The government's surging financing needs are a stark reminder of the challenges awaiting the Obama Administration even as the current administration moves to implement its rescue program and the Fed fine-tunes its approach to the crisis. Treasury Secretary Paulson has pledged to work with incoming administration to ensure a smooth transition.
Treasury gave Congress its first report on the operation of the bailout fund, detailing the $125 billion the government spent last week to buy stakes in nine of the country's largest banks. The bailout legislation requires Treasury to issue reports each time its spending passes a $50 billion marker.
The first tranche report described all the transactions made during the reporting period, the deals' pricing mechanisms and an explanation of the costs, the arrangements' impact on the financial system, remaining challenges, and estimates for addressing such challenges. These initial transactions were made under the Capital Purchase Program, or CPP, its first effort under the Emergency Economic Stabilization Act to inject capital into the ailing financial industry in order to spur banks to resume more normal lending.
According to government and industry officials, the federal government is preparing to take tens of billions of dollars in ownership stakes in an array of companies outside the banking sector, dramatically widening the scope of the Treasury Department's rescue effort beyond the $250 billion set aside for traditional financial firms. Treasury officials are still finalizing the new program, which could ultimately involve hundreds of billions of the $700 billion rescue package, though the initiative is unlikely to be announced until the end of next week at the earliest. The new initiative would make it easier for the Treasury to aid a wider variety of firms if their troubles put the wider financial system at risk. These companies would still have to be financial firms that fall under federal regulators.
Department officials have also indicated that they are planning to buy banks' illiquid holdings under the Troubled Asset Relief Program, or TARP, a plan originally cast as the centerpiece of the banking sector bailout. Treasury has also confirmed that it is contemplating rules that would allow privately held banks to participate in the CPP, though the timing for those rules is uncertain.
In other news, the Bush administration is hopeful that world leaders, at a summit in Washington next week, will adopt an action plan singling out some short-term steps that could be taken to deal with the current financial crisis as well as prevent similar problems from happening again. According to the White House, the plan could include measures aimed at promoting more openness—or transparency—in financial markets, improving "risk management," the procedures that financial institutions follow to detect and protect themselves against risky investment decisions, and bolstering accounting rules.
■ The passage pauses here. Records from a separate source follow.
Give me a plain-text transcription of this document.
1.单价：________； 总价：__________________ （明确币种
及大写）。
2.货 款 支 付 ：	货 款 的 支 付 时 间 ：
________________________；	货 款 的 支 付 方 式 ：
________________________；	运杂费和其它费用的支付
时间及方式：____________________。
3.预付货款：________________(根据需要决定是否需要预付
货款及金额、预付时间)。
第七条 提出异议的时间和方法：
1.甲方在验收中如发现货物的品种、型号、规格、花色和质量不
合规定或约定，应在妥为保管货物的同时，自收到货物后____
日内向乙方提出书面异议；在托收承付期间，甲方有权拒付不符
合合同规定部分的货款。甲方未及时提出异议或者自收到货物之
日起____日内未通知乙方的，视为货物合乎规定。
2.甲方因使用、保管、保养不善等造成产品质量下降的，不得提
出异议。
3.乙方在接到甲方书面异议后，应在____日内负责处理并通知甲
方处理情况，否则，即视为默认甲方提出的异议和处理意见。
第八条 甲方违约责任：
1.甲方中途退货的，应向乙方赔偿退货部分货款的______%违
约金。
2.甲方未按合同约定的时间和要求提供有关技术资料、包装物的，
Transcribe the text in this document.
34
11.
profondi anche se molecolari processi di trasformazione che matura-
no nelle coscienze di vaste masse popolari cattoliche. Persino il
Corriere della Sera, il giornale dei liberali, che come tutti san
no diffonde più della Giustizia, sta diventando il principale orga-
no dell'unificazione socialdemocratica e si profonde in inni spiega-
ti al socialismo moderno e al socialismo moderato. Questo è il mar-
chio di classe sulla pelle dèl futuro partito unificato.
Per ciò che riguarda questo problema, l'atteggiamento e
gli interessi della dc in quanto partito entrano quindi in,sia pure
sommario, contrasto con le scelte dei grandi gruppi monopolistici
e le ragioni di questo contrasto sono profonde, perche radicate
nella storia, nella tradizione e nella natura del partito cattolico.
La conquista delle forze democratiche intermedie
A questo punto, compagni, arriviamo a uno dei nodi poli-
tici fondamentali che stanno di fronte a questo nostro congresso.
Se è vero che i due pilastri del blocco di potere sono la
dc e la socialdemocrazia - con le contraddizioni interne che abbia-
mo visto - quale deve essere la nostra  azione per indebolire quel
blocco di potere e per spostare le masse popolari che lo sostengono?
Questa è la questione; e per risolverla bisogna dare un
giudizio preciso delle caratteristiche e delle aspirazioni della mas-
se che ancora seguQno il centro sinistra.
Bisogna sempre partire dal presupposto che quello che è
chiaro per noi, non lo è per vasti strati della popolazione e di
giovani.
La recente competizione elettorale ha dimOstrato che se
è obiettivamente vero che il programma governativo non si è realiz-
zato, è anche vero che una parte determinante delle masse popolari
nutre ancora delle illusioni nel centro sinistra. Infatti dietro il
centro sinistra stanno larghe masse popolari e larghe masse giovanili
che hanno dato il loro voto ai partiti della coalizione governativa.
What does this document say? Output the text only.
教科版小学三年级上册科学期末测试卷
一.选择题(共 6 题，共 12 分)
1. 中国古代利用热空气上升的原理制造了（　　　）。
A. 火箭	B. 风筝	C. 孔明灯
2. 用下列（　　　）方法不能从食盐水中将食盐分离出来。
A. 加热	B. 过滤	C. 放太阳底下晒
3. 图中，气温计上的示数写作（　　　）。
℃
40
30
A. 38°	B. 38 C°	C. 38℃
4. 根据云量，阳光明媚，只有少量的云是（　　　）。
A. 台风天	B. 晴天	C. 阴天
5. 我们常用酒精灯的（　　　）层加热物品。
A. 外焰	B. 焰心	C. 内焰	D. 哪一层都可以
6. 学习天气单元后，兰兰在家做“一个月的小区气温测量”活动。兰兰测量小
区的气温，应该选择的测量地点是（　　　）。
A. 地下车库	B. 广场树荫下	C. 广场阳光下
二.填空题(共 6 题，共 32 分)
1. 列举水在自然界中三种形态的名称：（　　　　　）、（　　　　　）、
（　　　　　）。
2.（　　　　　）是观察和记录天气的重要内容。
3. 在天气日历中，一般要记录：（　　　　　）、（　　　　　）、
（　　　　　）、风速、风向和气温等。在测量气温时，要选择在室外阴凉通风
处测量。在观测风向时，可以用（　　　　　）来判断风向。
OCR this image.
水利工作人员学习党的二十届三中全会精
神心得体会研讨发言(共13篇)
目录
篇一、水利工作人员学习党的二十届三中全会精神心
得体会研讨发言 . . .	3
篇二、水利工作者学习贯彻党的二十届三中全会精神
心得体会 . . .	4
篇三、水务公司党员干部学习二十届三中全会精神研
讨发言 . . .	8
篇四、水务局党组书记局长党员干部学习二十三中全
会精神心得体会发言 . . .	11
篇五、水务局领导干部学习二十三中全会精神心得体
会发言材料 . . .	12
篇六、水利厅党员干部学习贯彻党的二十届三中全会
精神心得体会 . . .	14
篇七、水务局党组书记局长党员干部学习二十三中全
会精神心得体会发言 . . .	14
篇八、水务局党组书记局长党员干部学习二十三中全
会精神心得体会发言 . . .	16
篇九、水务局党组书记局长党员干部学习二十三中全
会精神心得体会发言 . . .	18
At the other end of Pennsylvania Avenue, Senate Banking Chairman Christopher Dodd (D-CT) indicated yesterday that he plans to remain at the helm of the panel and not take the chairmanship of the Foreign Relations panel, which Sen. Joseph Biden (D-DE) will vacate to become Vice President. With the fallout from the banking crisis, Dodd said his top priority will be a major bill next year to modernize the nation's financial regulatory structure.